Background: Acceptance of extended laparoscopic colon resections is still controversial besides the growing experience over the years.
Aim: The aim of this study was to evaluate the postoperative outcomes of laparoscopic colorectal resections exclusively for familial adenomatous polyposis patients.
Methods: Patient data, surgical procedures and operative outcomes from 49 patients submitted to total proctocolectomy (TPC) or total abdominal colectomy (TAC) from 1997 to 2009 were prospectively analyzed.
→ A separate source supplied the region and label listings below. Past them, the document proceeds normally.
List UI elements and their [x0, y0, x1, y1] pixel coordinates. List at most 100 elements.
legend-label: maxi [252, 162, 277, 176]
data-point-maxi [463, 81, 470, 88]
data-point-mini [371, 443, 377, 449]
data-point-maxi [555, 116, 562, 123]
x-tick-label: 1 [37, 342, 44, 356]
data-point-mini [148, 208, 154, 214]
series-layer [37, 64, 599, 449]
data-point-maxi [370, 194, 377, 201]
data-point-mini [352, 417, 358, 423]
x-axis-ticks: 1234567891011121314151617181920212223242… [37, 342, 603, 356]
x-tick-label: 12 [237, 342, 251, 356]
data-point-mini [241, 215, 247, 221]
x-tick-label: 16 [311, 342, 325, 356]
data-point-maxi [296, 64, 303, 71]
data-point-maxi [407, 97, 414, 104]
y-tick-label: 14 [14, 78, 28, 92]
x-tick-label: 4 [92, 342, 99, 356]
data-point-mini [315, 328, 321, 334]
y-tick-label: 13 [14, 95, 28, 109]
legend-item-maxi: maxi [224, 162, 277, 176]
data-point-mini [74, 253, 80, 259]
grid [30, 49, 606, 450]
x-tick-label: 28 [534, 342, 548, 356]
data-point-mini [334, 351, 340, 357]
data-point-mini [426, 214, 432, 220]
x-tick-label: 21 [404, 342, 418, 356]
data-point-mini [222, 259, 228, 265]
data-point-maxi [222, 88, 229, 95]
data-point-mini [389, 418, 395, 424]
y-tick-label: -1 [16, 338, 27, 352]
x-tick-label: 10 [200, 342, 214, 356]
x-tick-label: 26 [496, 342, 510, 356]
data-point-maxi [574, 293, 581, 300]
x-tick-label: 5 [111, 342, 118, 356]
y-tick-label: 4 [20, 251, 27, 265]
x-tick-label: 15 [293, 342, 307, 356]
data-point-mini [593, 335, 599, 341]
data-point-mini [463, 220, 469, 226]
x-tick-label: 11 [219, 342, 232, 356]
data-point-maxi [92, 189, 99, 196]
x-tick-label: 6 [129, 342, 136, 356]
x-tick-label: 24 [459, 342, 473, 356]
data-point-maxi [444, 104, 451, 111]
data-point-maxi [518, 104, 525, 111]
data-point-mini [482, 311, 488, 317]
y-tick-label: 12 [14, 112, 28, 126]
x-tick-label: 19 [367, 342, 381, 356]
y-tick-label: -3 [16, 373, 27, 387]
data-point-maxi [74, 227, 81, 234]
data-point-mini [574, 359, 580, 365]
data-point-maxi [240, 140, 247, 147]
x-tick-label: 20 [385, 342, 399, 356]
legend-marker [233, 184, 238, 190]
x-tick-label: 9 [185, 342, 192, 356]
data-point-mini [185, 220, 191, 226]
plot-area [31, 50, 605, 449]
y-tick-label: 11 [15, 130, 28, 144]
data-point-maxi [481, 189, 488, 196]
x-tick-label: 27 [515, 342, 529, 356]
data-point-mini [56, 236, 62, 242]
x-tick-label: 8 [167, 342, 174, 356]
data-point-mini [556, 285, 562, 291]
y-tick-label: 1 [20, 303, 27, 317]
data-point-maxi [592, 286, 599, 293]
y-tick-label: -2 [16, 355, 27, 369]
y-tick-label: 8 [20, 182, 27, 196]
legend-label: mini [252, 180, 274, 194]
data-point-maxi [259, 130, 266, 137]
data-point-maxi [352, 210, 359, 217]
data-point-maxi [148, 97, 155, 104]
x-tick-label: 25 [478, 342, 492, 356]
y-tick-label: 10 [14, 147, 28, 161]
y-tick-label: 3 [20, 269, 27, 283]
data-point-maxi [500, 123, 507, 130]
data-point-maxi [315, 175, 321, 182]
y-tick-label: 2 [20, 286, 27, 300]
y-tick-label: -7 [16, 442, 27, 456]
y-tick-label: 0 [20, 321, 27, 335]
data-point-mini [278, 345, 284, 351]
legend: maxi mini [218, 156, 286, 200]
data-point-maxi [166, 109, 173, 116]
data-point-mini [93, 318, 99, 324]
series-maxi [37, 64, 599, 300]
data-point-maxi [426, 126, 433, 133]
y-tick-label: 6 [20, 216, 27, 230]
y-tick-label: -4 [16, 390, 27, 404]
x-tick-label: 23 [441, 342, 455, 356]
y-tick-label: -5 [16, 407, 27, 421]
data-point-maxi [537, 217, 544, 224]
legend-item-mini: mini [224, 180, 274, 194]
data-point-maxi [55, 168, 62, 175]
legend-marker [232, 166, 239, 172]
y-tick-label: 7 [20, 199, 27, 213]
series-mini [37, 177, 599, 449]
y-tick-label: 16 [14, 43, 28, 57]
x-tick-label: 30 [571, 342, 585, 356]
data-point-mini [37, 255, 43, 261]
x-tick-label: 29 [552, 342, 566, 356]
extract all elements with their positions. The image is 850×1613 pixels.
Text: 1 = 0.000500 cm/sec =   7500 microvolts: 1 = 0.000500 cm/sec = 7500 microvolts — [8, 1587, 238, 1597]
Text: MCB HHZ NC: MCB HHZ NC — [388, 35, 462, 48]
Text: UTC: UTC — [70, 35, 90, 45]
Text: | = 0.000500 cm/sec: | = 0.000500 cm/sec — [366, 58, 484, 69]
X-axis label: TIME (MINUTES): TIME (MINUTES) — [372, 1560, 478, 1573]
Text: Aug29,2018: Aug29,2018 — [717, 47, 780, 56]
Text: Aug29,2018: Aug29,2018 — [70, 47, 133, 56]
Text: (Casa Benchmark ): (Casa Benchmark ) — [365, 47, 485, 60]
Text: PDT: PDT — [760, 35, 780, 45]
Results: There were 18 (36.7%) men and 31 (63.3%) women, with a median age of 31.1 years. Surgical procedures consisted of 3 TPC with ileostomy (6.1%), 30 restorative TPC with ileoanal anastomosis (61.2%), and 16 TAC with ileorectal anastomosis (32.6%). Only 1 patient (2.0%) required open conversion. No patient required blood transfusion. Median operating time was 289, ranging from 150 to 400 minutes. Twelve patients (24.5%) presented complications and only 1 (2.0%) died. Overall complication rates were similar after TAC or TPC (31.2% vs. 21.2%; P=0.4). Reoperations were necessary in 7 cases (14.3%), and the median length of hospital stay was 6.2 days (3 to 16). The comparison of 2 consecutive groups of patients over time revealed a little improvement in surgery duration (301 to 276 min; P=0.16), but relevant reduction in morbidity (32% vs. 16.6%; P=0.2) and reoperation rates (20% vs. 8.3%; P=0.4), besides the absence of statistical difference.
Conclusions: Laparoscopic TPC and TAC represent an interesting alternative approach for young and motivated familial adenomatous polyposis patients. When performed by experienced surgeons, they provide excellent short-term outcome regarding immediate recovery, morbidity, and cosmesis.